You keep your blogs into two categories - shit you actually read ('kindle') and high volume sites ('sparks'). When your blogs post about the same thing, sparks from your high volume sites push things from the blogs you actually read to the top of their 'hot topics' page. Pretty cool. Or you can just quickly scroll through a big list like in GR.

It seems pretty intensive (constantly polling all your RSS feeds) and I couldn't get it working on my cheap shared hosting account, I ended up installing it on the webserver on my network's NAS and having it auto-update with cron.

Worth the effort and $30 for sure if you have your own hosting option.
posted by bradbane at 6:54 PM on March 15, 2013


FeedHQ
posted by amar at 5:14 AM on March 16, 2013


I have used NewsBlur before this announcement from Google but was never able to switch too it due to the interface. (And the learning system didn’t worked the way I wanted it too, this might have changed now though.) Right now I am concidering reviving my account as it is a genuinely good service and I don’t mind the price tag if that keeps it online.

It is interesting to see NetVibes mentioned a couple of times. Can any NetVibes user tell me how good their search is when you aren’t a premium user? The pricing page says search is only available for $499/month… A bit of a buzzkill.

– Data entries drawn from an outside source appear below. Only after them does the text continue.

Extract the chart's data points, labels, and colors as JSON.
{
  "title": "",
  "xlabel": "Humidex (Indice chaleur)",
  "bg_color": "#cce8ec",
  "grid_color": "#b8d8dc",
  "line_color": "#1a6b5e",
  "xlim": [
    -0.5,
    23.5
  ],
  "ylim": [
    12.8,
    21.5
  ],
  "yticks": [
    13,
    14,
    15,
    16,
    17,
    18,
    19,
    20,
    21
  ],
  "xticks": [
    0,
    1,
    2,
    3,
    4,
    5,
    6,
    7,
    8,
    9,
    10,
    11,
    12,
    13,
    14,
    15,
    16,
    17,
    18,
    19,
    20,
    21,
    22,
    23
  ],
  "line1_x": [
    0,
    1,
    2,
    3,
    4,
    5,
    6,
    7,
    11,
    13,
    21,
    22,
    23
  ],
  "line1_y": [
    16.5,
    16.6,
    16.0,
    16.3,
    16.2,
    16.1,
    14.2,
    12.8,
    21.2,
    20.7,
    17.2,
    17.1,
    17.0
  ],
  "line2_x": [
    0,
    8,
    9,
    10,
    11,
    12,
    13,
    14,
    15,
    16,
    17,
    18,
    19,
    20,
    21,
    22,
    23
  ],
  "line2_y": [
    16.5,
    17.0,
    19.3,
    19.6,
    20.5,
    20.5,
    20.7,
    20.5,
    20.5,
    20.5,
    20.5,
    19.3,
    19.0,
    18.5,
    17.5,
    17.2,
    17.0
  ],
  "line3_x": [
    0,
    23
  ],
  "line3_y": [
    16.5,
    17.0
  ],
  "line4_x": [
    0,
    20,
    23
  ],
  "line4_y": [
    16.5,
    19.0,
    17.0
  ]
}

Google Reader allowed people to search through every item that had ever been part of any feed from the time you subscribed. There are a lot of questions about how Feedly is going to handle search. They haven’t said anything about how far back their new Normandy server is going to keep RSS items either.

The Old Reader seems to be the only one to talk about this:
However, new posts will be fetched as they get published, and The Old Reader will store up to several hundred of posts per feed. We also store all shared, commented, or liked posts, however old they are.
These ‘several hundred of posts’ might not be enough though. According to my GReader Trends, the MetaFilter feed gets 33 new items every day. With TOR I wouldn’t be able to look back more than a month.

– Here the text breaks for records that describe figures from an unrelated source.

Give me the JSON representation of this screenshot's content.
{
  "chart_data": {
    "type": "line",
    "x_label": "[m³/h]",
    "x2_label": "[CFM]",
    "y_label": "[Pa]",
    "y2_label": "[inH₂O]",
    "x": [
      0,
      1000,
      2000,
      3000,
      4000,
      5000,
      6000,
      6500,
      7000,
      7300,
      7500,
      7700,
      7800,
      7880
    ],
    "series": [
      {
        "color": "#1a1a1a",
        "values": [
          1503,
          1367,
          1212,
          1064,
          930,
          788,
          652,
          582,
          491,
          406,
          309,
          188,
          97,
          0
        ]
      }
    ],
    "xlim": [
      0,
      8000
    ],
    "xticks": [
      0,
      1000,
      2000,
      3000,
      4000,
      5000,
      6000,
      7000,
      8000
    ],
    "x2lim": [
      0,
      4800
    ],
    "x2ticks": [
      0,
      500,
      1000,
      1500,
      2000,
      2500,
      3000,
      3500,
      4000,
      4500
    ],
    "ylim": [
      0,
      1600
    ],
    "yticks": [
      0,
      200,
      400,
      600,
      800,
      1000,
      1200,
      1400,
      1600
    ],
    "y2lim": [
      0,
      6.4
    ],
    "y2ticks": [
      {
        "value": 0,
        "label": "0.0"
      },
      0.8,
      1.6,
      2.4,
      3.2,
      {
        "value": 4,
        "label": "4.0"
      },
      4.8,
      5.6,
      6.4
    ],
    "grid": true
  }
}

I’d like to add this as a additional question, as it is important to a part of GReader refugees: do any of these mentioned Google Reader replacements support searching through everything you read in your feeds?

I believe NewsBlur keeps complete archives of your feeds. But I can’t back that up with a link right now.
posted by Martijn at 7:57 AM on March 16, 2013 [1 favorite]


The Old reader has now imported my meagre list of feeds. It took nearly two days due to the amount of traffic. I like the layout and it does what I want it to do.
They now have a status page which is a nice nod to the user or potential user. On friday their user base grew x 7 in 24 hrs so they are obviously having quite a challenging time.
posted by adamvasco at 9:53 AM on March 16, 2013


I use newsblur
posted by aramblankenship at 3:15 PM on March 16, 2013


I've been trying out NetVibes and like them okay so far. There doesn't seem to be any search on the free version. The interface is decent, though - a simple expandable list, with user-created folders on the left.
posted by echo target at 1:49 PM on March 18, 2013


Update - after trying to get The Old Reader to import my subs to no avail and the fact that Netvibes doesn't have the option to look at your feeds in chronological order (oldest first) - I decided to go with Feedly which has been working wonderfully for me as a Google Reader replacement.
posted by Julnyes at 8:22 AM on March 27, 2013


I'm going to have to check out the services listed here, but prior to reader, I was using a desktop app called FeedReader, which is still around. I'll have to install it and see if there are any notable new features, but last I checked you had to link directly to the RSS of the target pages.
posted by JoeXIII007 at 7:11 PM on April 12, 2013


Update: Here's a link to FeedReader. I just took my Google Reader generated XML file and fed it to the app after installation. It got everything. I'll provide updates as necessary.
posted by JoeXIII007 at 4:15 PM on April 15, 2013


I'd been using Feedly since the Reader announcement, but recently I switched to inoreader. It's very lightweight, clutter-free, highly configurable, integrates with Instapaper, and is just about perfect for my needs. Just one more option to check out for anyone who still isn't 100% satisfied with their Reader replacement.